Question

Area of a regular octagon inscribed in a circle of radius 1 unit is

• A. \( 2\sqrt{2} \)
• B. \( \frac{9}{2\sqrt{2}} \)
• C. \( \sqrt{10} \)
• D. \( 2 + \sqrt{2} \)

Hint:

The general formula for the area of a regular n-gon inscribed in a circle of radius r is \( \frac{1}{2}nr^2\sin(\frac{360^\circ}{n}) \). You can use this as a direct formula for such problems.
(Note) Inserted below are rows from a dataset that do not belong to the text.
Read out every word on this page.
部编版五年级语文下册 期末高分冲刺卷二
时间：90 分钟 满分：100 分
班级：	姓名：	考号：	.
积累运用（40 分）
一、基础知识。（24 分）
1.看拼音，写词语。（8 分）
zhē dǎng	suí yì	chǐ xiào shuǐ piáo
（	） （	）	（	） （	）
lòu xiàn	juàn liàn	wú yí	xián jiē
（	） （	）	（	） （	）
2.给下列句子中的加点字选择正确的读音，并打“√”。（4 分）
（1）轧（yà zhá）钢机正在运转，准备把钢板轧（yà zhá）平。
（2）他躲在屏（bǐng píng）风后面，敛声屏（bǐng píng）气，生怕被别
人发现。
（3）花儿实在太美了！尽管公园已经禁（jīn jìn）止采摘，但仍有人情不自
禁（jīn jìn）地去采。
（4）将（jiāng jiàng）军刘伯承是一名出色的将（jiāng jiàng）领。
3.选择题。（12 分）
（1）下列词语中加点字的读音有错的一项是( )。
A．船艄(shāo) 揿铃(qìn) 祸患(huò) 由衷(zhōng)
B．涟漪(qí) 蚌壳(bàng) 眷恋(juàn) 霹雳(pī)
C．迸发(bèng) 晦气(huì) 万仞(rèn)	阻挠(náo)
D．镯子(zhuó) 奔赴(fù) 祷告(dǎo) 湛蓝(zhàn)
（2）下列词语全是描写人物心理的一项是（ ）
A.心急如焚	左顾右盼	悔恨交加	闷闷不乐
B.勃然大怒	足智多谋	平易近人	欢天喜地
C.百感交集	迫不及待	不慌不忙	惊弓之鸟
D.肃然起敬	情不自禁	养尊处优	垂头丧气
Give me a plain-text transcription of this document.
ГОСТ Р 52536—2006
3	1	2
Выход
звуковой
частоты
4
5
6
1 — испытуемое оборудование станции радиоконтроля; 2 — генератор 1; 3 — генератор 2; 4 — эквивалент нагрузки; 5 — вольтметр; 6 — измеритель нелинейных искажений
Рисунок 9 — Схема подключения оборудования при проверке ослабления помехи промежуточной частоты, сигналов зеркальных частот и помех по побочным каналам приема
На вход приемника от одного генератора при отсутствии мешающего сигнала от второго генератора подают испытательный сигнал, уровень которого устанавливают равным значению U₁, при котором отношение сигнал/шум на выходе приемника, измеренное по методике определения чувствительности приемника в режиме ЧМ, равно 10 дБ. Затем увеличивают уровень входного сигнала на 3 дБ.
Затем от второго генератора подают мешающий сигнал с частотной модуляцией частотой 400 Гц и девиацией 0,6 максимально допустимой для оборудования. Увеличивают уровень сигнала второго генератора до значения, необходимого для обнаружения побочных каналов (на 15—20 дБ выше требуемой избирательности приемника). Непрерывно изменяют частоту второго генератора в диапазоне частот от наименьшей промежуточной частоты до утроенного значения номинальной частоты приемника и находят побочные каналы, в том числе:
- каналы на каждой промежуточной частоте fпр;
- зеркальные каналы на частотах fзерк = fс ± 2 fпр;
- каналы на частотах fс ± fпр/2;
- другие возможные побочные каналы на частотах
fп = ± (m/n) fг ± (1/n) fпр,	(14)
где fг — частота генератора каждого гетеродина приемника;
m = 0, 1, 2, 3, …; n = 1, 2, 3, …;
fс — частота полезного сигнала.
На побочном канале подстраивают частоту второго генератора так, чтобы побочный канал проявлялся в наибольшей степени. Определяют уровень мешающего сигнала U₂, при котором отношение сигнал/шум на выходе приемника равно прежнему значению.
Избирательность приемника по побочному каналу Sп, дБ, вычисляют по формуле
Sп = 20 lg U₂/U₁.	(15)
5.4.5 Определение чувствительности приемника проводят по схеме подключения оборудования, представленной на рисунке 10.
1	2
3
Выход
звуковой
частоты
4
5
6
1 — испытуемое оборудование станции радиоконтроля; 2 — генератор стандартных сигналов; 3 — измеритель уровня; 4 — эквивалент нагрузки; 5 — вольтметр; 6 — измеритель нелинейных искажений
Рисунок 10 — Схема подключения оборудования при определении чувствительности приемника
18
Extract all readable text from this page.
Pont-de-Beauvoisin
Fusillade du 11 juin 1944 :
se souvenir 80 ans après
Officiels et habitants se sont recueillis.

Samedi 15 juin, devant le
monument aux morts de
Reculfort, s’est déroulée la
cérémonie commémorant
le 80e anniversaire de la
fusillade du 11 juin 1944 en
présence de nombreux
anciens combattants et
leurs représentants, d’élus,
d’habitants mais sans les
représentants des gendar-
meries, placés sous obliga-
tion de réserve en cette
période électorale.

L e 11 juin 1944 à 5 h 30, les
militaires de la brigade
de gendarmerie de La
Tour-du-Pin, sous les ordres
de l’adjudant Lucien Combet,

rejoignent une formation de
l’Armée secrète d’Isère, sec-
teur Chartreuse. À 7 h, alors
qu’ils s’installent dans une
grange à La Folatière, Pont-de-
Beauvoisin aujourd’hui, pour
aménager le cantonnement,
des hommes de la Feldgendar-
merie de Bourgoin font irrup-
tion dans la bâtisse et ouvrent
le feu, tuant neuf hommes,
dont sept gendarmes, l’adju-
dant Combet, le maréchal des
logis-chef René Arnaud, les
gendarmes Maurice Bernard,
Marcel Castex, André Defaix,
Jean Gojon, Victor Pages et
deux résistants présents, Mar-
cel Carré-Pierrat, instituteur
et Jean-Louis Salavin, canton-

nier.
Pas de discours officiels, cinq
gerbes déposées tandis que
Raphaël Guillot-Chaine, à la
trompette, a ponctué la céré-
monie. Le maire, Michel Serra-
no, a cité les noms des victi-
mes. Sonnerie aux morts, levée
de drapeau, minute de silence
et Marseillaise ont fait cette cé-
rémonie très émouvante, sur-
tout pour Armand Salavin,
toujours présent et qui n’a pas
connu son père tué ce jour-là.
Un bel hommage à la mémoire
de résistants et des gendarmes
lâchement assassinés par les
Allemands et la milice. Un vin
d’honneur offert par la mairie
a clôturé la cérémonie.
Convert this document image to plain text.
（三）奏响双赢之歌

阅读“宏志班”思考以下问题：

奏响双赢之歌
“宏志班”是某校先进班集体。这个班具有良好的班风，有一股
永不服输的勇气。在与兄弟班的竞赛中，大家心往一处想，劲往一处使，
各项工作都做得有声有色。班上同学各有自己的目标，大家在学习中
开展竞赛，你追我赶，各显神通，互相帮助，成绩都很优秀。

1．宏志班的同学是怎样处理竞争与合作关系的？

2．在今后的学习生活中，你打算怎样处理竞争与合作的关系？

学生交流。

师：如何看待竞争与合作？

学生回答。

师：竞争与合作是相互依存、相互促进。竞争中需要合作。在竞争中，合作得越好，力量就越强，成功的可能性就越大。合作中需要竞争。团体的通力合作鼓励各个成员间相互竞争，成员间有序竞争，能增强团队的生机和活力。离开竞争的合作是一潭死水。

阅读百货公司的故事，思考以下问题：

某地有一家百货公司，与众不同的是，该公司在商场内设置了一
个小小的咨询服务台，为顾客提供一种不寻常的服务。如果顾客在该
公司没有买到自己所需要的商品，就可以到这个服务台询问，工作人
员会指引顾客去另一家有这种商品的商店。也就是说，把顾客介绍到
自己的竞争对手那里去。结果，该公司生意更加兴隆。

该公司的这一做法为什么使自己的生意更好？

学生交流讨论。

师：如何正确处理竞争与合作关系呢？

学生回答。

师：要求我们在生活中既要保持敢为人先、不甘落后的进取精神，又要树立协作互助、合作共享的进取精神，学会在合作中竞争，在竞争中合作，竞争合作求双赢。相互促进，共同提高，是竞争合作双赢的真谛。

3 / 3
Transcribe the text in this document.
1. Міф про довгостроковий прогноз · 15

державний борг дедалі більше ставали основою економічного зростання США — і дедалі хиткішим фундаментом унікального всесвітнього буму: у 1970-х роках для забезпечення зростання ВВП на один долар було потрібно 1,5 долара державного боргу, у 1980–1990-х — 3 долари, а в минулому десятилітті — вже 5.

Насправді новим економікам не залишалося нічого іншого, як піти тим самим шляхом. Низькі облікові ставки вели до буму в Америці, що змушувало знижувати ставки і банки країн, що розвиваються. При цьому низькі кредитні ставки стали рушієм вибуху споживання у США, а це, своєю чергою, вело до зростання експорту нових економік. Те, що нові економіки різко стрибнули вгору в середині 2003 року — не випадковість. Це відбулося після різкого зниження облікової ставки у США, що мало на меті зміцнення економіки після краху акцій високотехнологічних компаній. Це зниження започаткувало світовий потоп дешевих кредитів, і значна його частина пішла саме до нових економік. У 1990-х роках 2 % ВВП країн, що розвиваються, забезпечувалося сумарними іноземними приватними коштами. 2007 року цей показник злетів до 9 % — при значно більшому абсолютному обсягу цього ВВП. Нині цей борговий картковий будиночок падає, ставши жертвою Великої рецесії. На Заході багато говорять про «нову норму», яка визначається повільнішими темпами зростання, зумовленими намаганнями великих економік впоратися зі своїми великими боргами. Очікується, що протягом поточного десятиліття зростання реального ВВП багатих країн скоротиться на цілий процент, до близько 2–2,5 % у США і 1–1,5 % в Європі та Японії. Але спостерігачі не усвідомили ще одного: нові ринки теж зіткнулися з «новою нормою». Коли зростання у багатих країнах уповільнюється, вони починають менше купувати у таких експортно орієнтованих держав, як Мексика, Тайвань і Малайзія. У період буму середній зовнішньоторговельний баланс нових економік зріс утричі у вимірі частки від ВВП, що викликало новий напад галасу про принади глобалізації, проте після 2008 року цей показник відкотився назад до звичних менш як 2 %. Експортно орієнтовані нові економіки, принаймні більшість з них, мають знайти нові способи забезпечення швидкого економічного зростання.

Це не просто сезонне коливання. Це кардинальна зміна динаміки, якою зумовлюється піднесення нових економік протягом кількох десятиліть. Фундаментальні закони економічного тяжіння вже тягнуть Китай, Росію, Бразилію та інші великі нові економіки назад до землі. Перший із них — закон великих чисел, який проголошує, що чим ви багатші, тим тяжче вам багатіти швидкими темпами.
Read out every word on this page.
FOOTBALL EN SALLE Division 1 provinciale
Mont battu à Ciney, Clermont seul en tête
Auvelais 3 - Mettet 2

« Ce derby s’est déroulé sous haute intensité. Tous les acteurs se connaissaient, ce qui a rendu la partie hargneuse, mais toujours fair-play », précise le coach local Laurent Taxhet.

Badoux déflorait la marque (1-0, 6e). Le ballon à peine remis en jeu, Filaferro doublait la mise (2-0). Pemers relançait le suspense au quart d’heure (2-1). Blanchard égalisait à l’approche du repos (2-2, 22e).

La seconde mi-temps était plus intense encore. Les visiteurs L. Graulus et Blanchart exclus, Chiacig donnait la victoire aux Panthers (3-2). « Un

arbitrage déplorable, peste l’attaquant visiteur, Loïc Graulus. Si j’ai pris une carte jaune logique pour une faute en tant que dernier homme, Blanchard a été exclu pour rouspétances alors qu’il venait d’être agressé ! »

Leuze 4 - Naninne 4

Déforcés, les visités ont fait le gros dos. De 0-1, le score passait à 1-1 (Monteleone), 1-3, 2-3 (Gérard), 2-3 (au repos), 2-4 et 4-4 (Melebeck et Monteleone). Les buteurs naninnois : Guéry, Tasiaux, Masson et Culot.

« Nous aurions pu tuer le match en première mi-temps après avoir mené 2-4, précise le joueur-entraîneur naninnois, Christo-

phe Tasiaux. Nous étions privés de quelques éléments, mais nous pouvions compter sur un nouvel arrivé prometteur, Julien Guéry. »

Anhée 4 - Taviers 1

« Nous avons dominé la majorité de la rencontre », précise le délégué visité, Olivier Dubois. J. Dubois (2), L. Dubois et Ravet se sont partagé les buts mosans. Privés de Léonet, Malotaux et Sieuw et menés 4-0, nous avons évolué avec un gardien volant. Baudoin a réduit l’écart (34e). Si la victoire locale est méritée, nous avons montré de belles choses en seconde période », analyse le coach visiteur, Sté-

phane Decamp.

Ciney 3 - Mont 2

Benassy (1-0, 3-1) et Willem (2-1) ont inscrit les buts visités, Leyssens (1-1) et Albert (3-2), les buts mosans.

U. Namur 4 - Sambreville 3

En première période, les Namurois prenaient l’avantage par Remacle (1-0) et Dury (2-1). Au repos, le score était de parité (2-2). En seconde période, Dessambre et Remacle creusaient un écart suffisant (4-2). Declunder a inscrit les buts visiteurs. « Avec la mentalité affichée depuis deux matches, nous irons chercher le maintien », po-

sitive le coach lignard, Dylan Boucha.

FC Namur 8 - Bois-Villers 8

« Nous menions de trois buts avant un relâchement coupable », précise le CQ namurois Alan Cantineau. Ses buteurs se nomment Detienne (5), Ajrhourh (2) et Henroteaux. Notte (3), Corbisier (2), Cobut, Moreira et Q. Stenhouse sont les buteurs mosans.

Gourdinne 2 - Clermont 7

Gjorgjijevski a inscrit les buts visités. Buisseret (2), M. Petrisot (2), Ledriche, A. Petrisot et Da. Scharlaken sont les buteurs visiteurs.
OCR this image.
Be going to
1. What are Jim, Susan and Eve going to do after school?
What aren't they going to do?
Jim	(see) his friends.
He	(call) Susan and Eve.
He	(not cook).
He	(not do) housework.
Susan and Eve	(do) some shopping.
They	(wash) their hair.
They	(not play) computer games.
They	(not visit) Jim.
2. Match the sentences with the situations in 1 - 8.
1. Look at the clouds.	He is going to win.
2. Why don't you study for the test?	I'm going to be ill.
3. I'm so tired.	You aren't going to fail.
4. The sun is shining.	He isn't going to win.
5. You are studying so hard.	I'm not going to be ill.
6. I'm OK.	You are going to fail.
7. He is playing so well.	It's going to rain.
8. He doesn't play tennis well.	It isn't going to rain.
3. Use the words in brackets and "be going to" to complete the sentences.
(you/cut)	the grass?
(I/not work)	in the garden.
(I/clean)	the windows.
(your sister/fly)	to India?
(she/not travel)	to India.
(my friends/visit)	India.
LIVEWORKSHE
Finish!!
For an octagon, n=8 and r=1, giving \( \frac{1}{2}(8)(1)^2\sin(45^\circ) = 4 \times \frac{1}{\sqrt{2}} = 2\sqrt{2} \).

Answer 1

The Correct Option is A

Step 1: Understanding the Concept:
A regular octagon inscribed in a circle can be divided into 8 congruent isosceles triangles, with their common vertex at the center of the circle. The area of the octagon is the sum of the areas of these triangles.
Step 2: Key Formula or Approach:
1. The angle at the center of the circle subtended by each side of the octagon is \( \frac{360^\circ}{8} = 45^\circ \). 2. The area of a triangle can be calculated using the formula \( \text{Area} = \frac{1}{2}ab\sin(C) \), where a and b are two sides and C is the included angle. 3. Total Area = 8 \( \times \) Area of one triangle.
Step 3: Detailed Explanation:
Let the circle have its center at the origin O and radius r = 1. The regular octagon can be divided into 8 identical isosceles triangles, such as \( \triangle OAB \), where A and B are adjacent vertices of the octagon. The sides OA and OB are radii of the circle, so \( OA = OB = r = 1 \). The angle between these two sides, \( \angle AOB \), is one-eighth of the total angle around the center: \[ \angle AOB = \frac{360^\circ}{8} = 45^\circ \] Now, we can find the area of one of these triangles using the formula \( \text{Area} = \frac{1}{2}ab\sin(C) \): \[ \text{Area of } \triangle OAB = \frac{1}{2} \times OA \times OB \times \sin(\angle AOB) \] \[ \text{Area of } \triangle OAB = \frac{1}{2} \times 1 \times 1 \times \sin(45^\circ) \] We know that \( \sin(45^\circ) = \frac{1}{\sqrt{2}} = \frac{\sqrt{2}}{2} \). \[ \text{Area of } \triangle OAB = \frac{1}{2} \times \frac{\sqrt{2}}{2} = \frac{\sqrt{2}}{4} \] The total area of the octagon is 8 times the area of one triangle. \[ \text{Area of Octagon} = 8 \times (\text{Area of } \triangle OAB) = 8 \times \frac{\sqrt{2}}{4} \] \[ \text{Area of Octagon} = 2\sqrt{2} \] Step 4: Final Answer:
The area of the regular octagon is \( 2\sqrt{2} \) square units.